The panel, titled “The Future of the Museum: The Rapidly Evolving Roles of Nations, Directors and Collectors,” was hosted by Charlotte Burns, of the art advisory firm Art Agency, Partners (a division of Sotheby’s auction house), and included LACMA’s director, Michael Govan; Sotheby’s Asia CEO Kevin Ching; Doryun Chong, the deputy director and chief curator of the M+ museum in Hong Kong; and Allan Schwartzman, the co-founder of Art Agency, Partners.
After the panel, Govan told ARTnews that the deal has yet to be officially completed, but that the contract will hopefully be signed this summer. The two sides began talks about two-and-a-half years ago, with the discussions growing increasingly serious.
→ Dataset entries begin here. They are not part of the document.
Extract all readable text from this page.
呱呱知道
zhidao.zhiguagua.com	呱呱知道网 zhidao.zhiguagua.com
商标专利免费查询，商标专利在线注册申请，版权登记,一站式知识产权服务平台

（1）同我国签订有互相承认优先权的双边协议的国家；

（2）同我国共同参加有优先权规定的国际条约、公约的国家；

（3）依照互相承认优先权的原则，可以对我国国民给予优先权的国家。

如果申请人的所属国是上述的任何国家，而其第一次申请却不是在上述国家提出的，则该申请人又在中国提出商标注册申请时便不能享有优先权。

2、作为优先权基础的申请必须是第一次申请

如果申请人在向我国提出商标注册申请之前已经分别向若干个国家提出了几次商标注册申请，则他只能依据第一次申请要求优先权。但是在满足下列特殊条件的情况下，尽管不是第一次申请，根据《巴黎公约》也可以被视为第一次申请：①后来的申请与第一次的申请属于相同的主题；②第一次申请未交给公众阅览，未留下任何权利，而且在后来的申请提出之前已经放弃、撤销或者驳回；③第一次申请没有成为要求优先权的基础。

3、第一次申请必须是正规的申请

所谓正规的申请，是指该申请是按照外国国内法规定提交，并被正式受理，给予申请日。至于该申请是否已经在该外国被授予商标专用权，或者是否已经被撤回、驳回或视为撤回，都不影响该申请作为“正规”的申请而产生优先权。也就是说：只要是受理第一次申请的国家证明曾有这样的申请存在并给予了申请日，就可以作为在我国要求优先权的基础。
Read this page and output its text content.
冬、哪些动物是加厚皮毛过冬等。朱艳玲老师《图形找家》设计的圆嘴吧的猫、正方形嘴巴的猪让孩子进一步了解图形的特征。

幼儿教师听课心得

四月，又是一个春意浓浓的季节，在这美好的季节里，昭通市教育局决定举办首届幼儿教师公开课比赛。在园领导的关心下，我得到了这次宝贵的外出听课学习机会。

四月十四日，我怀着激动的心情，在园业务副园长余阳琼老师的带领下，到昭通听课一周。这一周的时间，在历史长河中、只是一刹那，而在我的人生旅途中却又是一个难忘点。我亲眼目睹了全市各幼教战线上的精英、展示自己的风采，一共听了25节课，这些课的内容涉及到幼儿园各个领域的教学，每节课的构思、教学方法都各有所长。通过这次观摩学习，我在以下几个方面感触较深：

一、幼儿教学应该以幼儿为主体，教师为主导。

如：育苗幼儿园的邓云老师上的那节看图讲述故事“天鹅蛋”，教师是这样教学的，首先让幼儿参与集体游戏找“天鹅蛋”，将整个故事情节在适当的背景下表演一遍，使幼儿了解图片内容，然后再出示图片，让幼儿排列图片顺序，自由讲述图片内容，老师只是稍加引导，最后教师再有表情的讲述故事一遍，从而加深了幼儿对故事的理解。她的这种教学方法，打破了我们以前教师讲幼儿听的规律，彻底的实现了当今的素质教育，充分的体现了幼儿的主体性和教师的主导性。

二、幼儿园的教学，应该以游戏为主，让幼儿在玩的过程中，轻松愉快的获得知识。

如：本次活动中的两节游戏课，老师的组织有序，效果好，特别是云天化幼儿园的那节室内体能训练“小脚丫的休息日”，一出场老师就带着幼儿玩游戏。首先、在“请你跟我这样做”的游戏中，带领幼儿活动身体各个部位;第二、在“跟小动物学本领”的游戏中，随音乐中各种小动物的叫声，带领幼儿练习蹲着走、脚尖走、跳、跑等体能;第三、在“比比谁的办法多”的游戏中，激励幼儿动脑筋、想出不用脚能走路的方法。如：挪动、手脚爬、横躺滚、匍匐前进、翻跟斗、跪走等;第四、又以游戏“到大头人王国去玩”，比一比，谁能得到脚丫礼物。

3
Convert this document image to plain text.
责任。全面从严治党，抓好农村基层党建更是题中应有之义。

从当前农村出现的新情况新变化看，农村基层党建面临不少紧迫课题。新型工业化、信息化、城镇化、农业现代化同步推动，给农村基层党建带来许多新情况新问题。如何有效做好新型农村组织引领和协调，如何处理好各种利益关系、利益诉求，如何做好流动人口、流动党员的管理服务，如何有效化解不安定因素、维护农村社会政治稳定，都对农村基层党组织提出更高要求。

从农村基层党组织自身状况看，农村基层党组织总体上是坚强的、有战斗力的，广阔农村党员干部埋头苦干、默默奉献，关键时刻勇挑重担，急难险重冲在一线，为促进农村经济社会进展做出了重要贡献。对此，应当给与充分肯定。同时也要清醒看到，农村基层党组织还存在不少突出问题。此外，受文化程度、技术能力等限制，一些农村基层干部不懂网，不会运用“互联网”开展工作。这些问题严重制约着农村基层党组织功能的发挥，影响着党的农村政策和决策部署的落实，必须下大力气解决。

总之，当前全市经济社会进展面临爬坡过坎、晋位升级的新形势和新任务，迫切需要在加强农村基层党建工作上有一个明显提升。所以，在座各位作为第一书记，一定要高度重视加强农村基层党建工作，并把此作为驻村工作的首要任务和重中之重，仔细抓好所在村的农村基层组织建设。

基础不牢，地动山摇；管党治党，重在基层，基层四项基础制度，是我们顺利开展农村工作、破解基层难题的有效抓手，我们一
An agreement was reached four months ago. Noting that LACMA has strong holdings in American, European, and Latin American art, Govan said that the collaboration means bringing to an end the notion that “Asia a thing over there, or U.S. art is a thing over there from here . . . you’re going to build a bridge.”
Govan explained what the partnership means for both LACMA and the Yuz. “For LACMA, it means we become partly Chinese in all ways, through marriage, which is cool,” he chuckled. For Yuz, the collaboration will result in it having “access to possibilities that just don’t exist anywhere else because there’s nothing like that. There’s nothing in China that has access to global collections that easily.”
The Chicago-based art historian Wu Hung has been hired to be consulting artistic director for the project, which Govan said will involve more than just traveling exhibitions between the two collections. “We’re going to do things specifically for there, we’re going to connect collections, we’re going to come up with programs that don’t exist anywhere else,” he said. “You’ll see some things that wouldn’t be available to Shanghai that you could see in other places that haven’t been to Shanghai.”
The news comes just a day after LACMA announced that collectors Gérard and Dora Cognié will give the museum its largest gift of contemporary Chinese and global ink-related art in the museum’s history, burnishing its position as a global player with a large collection Asian art. At the moment, Govan estimates that while LACMA has several significant pieces of ancient Chinese art, it only has about ten significant works of Chinese contemporary art, so access to Tek’s holdings is a substantial achievement.
While there are no immediate plans for a new building to house the forthcoming foundation, Govan said that anything is possible. “All I’ll say is that there’s one rule of museums—they continue to expand—so who knows what the future holds?” he said.